Georgia O'Keeffe's Hawaii (pb)
Author: Patricia Jennings Morris | Paperback
Georgia O'Keeffe is a legend of 20th-century American art. Her life and work, have taken on mythic proportions. Hawai'i is also mythic in our national psyche-a paradisiacal place of healing and renewal. In 1938, the Dole Pineapple Co. invited Georgia O'Keeffe to come to Hawai'i to produce two paintings for their national advertising campaign. She accepted, and in the spring of 1939 spent nine weeks in the Hawaiian Islands. While on Maui, she was hosted by the 12-year-old Patricia Jennings, a daughter of the Hana sugar plantation manager. This encounter would affect both women for the rest of their lives.
In Georgia O'Keeffe's Hawai'i, Patricia Jennings Morris tells the story of their encounter, offering glimpses and a fresh look at the process of the great artist through the eyes of a pre-war teen in territorial Hawai'i. O'Keeffe's 20 lush paintings of Island flora and landscapes are reproduced together here for the first time. Reflecting on her time on Maui, O'Keeffe wrote, "I enjoy this drifting off into space on an island.” Years later, she added, it was one of "the best things I have done.”

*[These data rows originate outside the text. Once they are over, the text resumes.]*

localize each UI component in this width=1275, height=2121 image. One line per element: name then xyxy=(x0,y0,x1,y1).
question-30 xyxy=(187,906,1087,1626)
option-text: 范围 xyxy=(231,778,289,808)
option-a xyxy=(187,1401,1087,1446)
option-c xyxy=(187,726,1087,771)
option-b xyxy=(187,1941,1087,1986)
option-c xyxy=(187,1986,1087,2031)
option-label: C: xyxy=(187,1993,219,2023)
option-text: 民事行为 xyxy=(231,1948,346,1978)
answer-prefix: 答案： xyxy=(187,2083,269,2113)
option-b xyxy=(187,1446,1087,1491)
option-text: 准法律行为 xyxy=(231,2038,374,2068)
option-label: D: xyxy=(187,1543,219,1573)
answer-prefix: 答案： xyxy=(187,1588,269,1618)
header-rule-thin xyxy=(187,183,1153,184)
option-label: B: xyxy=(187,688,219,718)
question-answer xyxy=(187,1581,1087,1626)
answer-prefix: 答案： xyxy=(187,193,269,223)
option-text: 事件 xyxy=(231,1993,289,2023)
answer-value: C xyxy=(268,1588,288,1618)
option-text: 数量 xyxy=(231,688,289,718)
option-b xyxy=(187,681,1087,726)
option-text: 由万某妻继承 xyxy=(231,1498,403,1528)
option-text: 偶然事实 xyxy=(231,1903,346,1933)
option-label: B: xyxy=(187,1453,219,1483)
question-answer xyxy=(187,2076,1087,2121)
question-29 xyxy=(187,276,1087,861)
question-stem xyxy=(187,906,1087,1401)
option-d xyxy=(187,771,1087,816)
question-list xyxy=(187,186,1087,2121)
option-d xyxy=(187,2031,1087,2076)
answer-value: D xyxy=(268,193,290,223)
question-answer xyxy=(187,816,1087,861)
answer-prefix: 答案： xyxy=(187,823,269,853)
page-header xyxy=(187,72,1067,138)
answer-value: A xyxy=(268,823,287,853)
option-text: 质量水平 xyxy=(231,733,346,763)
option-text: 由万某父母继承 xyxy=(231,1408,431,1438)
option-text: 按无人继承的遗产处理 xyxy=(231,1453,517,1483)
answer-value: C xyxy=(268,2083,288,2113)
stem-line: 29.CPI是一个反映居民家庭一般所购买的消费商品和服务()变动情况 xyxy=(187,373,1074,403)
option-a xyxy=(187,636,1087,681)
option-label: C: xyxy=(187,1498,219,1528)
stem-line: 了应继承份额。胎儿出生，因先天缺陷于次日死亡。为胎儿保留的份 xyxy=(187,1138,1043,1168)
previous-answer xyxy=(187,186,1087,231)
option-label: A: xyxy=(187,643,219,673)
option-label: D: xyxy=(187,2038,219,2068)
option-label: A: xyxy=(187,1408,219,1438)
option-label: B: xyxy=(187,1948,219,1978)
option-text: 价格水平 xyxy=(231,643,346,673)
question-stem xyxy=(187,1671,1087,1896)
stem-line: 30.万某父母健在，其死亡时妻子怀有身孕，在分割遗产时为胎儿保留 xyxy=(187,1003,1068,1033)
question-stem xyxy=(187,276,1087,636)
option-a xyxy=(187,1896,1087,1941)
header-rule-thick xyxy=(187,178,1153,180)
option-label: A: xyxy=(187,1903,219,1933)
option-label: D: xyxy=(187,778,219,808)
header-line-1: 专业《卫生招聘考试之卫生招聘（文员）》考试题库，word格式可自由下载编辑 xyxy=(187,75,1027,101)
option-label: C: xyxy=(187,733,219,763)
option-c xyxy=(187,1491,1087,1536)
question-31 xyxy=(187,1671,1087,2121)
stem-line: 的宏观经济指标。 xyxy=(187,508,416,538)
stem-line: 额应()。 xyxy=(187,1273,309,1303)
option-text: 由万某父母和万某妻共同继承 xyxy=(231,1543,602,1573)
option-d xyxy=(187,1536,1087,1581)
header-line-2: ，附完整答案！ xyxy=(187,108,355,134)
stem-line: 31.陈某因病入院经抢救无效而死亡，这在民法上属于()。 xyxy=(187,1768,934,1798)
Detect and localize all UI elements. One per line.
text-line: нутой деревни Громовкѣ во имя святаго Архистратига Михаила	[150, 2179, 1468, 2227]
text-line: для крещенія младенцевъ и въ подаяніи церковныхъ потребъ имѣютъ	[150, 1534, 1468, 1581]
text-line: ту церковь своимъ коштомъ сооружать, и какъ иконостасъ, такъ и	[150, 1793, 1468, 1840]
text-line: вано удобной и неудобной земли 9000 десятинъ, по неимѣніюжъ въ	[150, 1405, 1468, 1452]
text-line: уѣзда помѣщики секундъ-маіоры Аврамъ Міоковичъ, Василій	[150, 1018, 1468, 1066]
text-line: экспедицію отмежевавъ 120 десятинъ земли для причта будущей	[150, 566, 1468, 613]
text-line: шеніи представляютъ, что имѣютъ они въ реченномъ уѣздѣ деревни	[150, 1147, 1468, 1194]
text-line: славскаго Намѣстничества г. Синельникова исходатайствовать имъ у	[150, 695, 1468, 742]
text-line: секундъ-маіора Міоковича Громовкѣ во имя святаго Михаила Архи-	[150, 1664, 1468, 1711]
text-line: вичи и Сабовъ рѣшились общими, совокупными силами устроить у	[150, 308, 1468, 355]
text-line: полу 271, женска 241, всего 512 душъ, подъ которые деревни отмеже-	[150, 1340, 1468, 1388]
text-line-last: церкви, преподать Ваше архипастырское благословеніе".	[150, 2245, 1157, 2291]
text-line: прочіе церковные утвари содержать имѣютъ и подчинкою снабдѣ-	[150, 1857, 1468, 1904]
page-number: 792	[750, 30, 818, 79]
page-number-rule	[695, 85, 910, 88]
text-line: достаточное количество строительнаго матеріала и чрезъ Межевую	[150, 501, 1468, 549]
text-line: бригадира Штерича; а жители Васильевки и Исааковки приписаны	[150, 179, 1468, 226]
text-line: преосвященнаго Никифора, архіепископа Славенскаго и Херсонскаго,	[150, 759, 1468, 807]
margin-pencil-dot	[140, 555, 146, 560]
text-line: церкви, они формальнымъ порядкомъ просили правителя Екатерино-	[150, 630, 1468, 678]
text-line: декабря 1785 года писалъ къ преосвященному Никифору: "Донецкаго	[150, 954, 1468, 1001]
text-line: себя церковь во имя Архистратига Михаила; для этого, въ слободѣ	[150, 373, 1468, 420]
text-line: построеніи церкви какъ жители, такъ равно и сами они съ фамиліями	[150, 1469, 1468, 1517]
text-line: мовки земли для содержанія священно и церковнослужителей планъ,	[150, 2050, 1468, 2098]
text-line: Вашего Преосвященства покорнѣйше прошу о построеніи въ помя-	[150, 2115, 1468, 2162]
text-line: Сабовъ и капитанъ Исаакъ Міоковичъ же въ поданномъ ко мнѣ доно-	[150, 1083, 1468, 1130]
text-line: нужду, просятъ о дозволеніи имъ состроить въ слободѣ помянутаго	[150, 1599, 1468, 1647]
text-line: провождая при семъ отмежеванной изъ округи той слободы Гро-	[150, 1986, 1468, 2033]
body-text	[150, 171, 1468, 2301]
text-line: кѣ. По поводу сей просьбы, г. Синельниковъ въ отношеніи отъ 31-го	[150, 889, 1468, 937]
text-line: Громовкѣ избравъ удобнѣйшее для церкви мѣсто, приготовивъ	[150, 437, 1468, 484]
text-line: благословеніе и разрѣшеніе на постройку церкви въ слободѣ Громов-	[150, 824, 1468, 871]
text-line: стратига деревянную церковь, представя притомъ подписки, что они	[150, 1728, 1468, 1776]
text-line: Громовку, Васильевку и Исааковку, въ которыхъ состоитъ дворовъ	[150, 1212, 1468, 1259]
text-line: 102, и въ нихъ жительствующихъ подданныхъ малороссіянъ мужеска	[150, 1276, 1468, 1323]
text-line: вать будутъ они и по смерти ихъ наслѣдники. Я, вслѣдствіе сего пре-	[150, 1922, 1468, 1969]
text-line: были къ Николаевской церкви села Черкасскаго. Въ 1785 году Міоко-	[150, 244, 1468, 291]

In 1940, O'Keeffe's Hawai'i paintings were exhibited at a An American Place in New York to critical acclaim, yet in the years since, they've only been displayed all together once. In the introduction to Georgia O'Keeffe's Hawaii, art historian Jennifer Saville asserts that, “O'Keeffe's nine-week sojourn in the Hawaiian Islands helped shape her career, bridging themes examined earlier to later subjects. This heartwarming, informative read fills a gap in our knowledge about the life and work of this great artist.”